RAVEL: “Orchestral Works 2” = Valses nobles et sentimentales; Gaspard de la nuit (orch. by Marius Constant); The Tomb of Couperin; La Valse – Orch. Nat. de Lyon/ Leonard Slatkin – Naxos Pure Audio Blu-ray NBD0034, 66:35 [11/19/13] *****:

Slatkin is not recognized as one of the great Ravel conductors, but he brings a detailed and refined orchestral styling to these selections, and they are recorded in the very best close orchestral sound with excellent lossless 96K/24-bit 5.1 surround as well as crystalline two-channel PCM stereo. The French players know these scores very well and do a terrific job of interpreting them. The brass and woodwinds shine in bringing across the Gallic charm of the composer.

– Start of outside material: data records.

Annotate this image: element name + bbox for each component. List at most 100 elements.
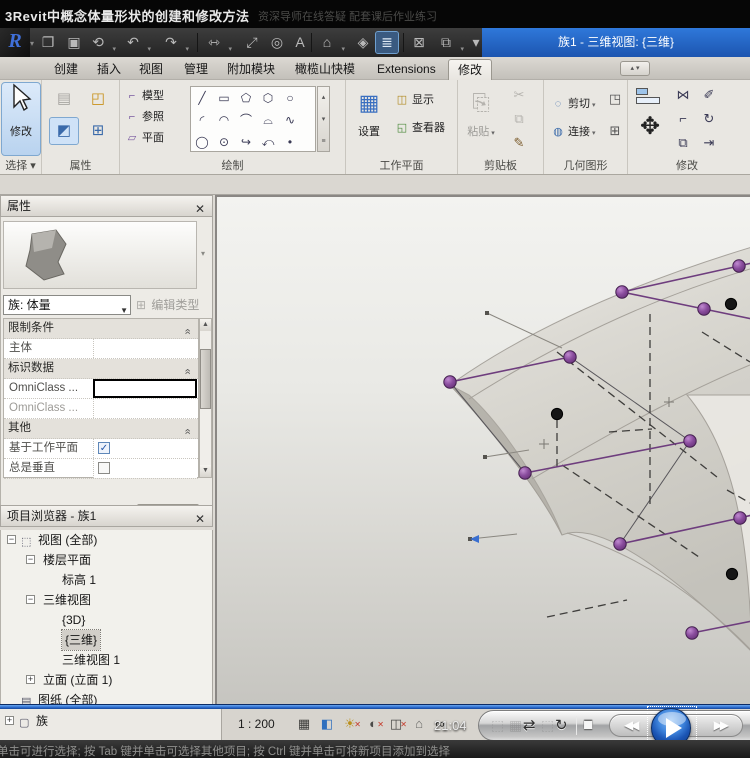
- prop-section-标识数据[interactable]: 标识数据«: [4, 359, 198, 379]
- prop-section-其他[interactable]: 其他«: [4, 419, 198, 439]
- tree-expander-icon[interactable]: +: [26, 675, 35, 684]
- set-workplane-button[interactable]: ▦ 设置: [350, 83, 388, 155]
- draw-mode-模型[interactable]: ⌐模型: [124, 88, 164, 104]
- properties-panel-label[interactable]: 属性: [42, 157, 119, 173]
- draw-tool-5-icon[interactable]: ○: [279, 87, 301, 109]
- move-icon[interactable]: ✥: [638, 118, 662, 142]
- tree-item-{3D}[interactable]: {3D}: [1, 610, 212, 630]
- scroll-down-icon[interactable]: ▼: [200, 465, 211, 477]
- save-icon[interactable]: ▣: [63, 32, 85, 53]
- open-icon[interactable]: ❐: [37, 32, 59, 53]
- prop-row-主体[interactable]: 主体: [4, 339, 198, 359]
- edit-type-button[interactable]: ⊞ 编辑类型: [136, 295, 212, 315]
- shuffle-button[interactable]: ⇄: [523, 716, 536, 734]
- text-icon[interactable]: A: [289, 32, 311, 53]
- draw-tool-15-icon[interactable]: •: [279, 131, 301, 153]
- draw-panel-label[interactable]: 绘制: [120, 157, 345, 173]
- stop-button[interactable]: ■: [583, 715, 593, 735]
- family-types-icon[interactable]: ◰: [84, 86, 112, 112]
- tree-expander-icon[interactable]: +: [5, 716, 14, 725]
- draw-tool-7-icon[interactable]: ◠: [213, 109, 235, 131]
- cut-geometry-button[interactable]: ◌剪切▾: [550, 96, 596, 112]
- family-category-icon[interactable]: ▤: [50, 86, 78, 112]
- gallery-scroll-1[interactable]: ▴: [318, 87, 329, 109]
- prop-value[interactable]: [93, 459, 197, 478]
- draw-tool-4-icon[interactable]: ⬡: [257, 87, 279, 109]
- type-properties-icon[interactable]: ⊞: [84, 118, 112, 144]
- draw-tool-2-icon[interactable]: ▭: [213, 87, 235, 109]
- section-collapse-icon[interactable]: «: [177, 328, 196, 334]
- view-scale[interactable]: 1 : 200: [238, 717, 275, 731]
- checkbox-基于工作平面[interactable]: ✓: [98, 442, 110, 454]
- paste-button[interactable]: ⎘ 粘贴▾: [462, 83, 500, 155]
- modify-tool-4-icon[interactable]: ↻: [700, 110, 718, 128]
- unlocked-view-icon[interactable]: ⌂: [409, 715, 429, 733]
- draw-mode-参照[interactable]: ⌐参照: [124, 109, 164, 125]
- cut-icon[interactable]: ✂: [510, 86, 528, 104]
- tab-视图[interactable]: 视图: [130, 59, 172, 80]
- draw-tool-10-icon[interactable]: ∿: [279, 109, 301, 131]
- scroll-up-icon[interactable]: ▲: [200, 319, 211, 331]
- match-properties-icon[interactable]: ✎: [510, 134, 528, 152]
- modify-tool-2-icon[interactable]: ✐: [700, 86, 718, 104]
- modify-tool-button[interactable]: 修改: [2, 83, 40, 155]
- tab-附加模块[interactable]: 附加模块: [218, 59, 284, 80]
- tab-橄榄山快模[interactable]: 橄榄山快模: [286, 59, 364, 80]
- drawing-area[interactable]: [215, 195, 750, 706]
- sync-icon[interactable]: ⟲▾: [87, 32, 109, 53]
- properties-palette-header[interactable]: 属性 ✕: [0, 195, 213, 217]
- draw-tool-3-icon[interactable]: ⬠: [235, 87, 257, 109]
- shadows-icon[interactable]: ◐✕: [363, 715, 383, 733]
- modify-panel-label[interactable]: 修改: [628, 157, 746, 173]
- gallery-scroll-3[interactable]: ≡: [318, 131, 329, 153]
- tree-item-立面 (立面 1)[interactable]: +立面 (立面 1): [1, 670, 212, 690]
- modify-tool-3-icon[interactable]: ⌐: [674, 110, 692, 128]
- properties-palette-icon[interactable]: ◩: [50, 118, 78, 144]
- select-panel-label[interactable]: 选择 ▾: [0, 157, 41, 173]
- tree-item-三维视图[interactable]: −三维视图: [1, 590, 212, 610]
- tree-expander-icon[interactable]: −: [7, 535, 16, 544]
- draw-tool-6-icon[interactable]: ◜: [191, 109, 213, 131]
- modify-tool-1-icon[interactable]: ⋈: [674, 86, 692, 104]
- prop-section-限制条件[interactable]: 限制条件«: [4, 319, 198, 339]
- tab-插入[interactable]: 插入: [88, 59, 130, 80]
- draw-tool-14-icon[interactable]: ⤺: [257, 131, 279, 153]
- prop-row-OmniClass ...[interactable]: OmniClass ...: [4, 379, 198, 399]
- rendering-icon[interactable]: ◫✕: [386, 715, 406, 733]
- ribbon-state-toggle[interactable]: ▴ ▾: [620, 61, 650, 76]
- tab-管理[interactable]: 管理: [175, 59, 217, 80]
- prop-row-OmniClass ...[interactable]: OmniClass ...: [4, 399, 198, 419]
- prop-value[interactable]: [93, 379, 197, 398]
- undo-icon[interactable]: ↶▾: [122, 32, 144, 53]
- redo-icon[interactable]: ↷▾: [160, 32, 182, 53]
- prop-value[interactable]: ✓: [93, 439, 197, 458]
- tab-创建[interactable]: 创建: [45, 59, 87, 80]
- section-icon[interactable]: ◈: [352, 32, 374, 53]
- close-properties-icon[interactable]: ✕: [193, 199, 207, 219]
- align-icon[interactable]: [636, 88, 660, 106]
- thin-lines-icon[interactable]: ≣: [376, 32, 398, 53]
- workplane-panel-label[interactable]: 工作平面: [346, 157, 457, 173]
- draw-tool-9-icon[interactable]: ⌓: [257, 109, 279, 131]
- app-menu-arrow-icon[interactable]: ▾: [30, 39, 34, 48]
- join-geometry-button[interactable]: ◍连接▾: [550, 124, 596, 140]
- draw-tool-13-icon[interactable]: ↪: [235, 131, 257, 153]
- type-selector-dropdown[interactable]: 族: 体量 ▼: [3, 295, 131, 315]
- tree-item-标高 1[interactable]: 标高 1: [1, 570, 212, 590]
- tree-expander-icon[interactable]: −: [26, 595, 35, 604]
- draw-mode-平面[interactable]: ▱平面: [124, 130, 164, 146]
- modify-tool-5-icon[interactable]: ⧉: [674, 134, 692, 152]
- preview-expander-icon[interactable]: ▾: [201, 249, 205, 258]
- tab-Extensions[interactable]: Extensions: [368, 59, 445, 80]
- revit-app-button[interactable]: R: [0, 28, 30, 57]
- section-collapse-icon[interactable]: «: [177, 368, 196, 374]
- clipboard-panel-label[interactable]: 剪贴板: [458, 157, 543, 173]
- draw-tool-12-icon[interactable]: ⊙: [213, 131, 235, 153]
- show-workplane-button[interactable]: ◫显示: [394, 92, 434, 108]
- repeat-button[interactable]: ↻: [555, 716, 568, 734]
- scrollbar-thumb[interactable]: [200, 349, 211, 409]
- tree-item-视图 (全部)[interactable]: −⬚视图 (全部): [1, 530, 212, 550]
- draw-tool-11-icon[interactable]: ◯: [191, 131, 213, 153]
- sun-path-icon[interactable]: ☀✕: [340, 715, 360, 733]
- copy-icon[interactable]: ⧉: [510, 110, 528, 128]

I’d forgotten that Le tombeau de Couperin was basically a tribute to friends who had died in the First World War, and the Baroque setting of the pieces was sort of an afterthought. They don’t actually use any of Couperin’s keyboard pieces, but are created in his style. They show Ravel as straddler of different periods of music, all beautifully realized. His La Valse is the only selection which was originally created as an entirely orchestral work. Diaghilev had commission it for his ballet, and it is probably the epitome of deconstruction of the standard Strauss waltz—one of Ravel great masterpieces. This is not the most exciting performance of the work, but nevertheless is admirable.

While Ravel made orchestral versions of a number of his piano works, his unusual suite of three piano pieces based on poems of Bertrand, Gaspard de le nuit, was never transcribed for orchestra, partly because it is such an amazingly pianistic work to begin with that it almost defies transcription.  However, in 1990 Marius Constant, transcribed it, and it gives us quite a different view of this piano suite. It’s not nearly of the quality of Ravel’s own transcription of Mussorgsky’s Pictures an an Exhibition, for example, but still is very worth hearing. It is fortunate that nearly all of Ravel’s piano  music seems to work fairly well in orchestral garb, due to his amazing tone-painting abilities. The third and longest of the three pieces, Scarbo, becomes a fascinating orchestral tone painting of the other-worldly goblin.

I don’t find these audio-only Blu-rays any audible improvement over multichannel SACDs, but they are reaching a larger audience of users than the niche SACD format due to the greater number of Blu-ray decks out there, and their packaging certainly makes them stand out in a collection. (And also fail to fit on standard CD shelves.)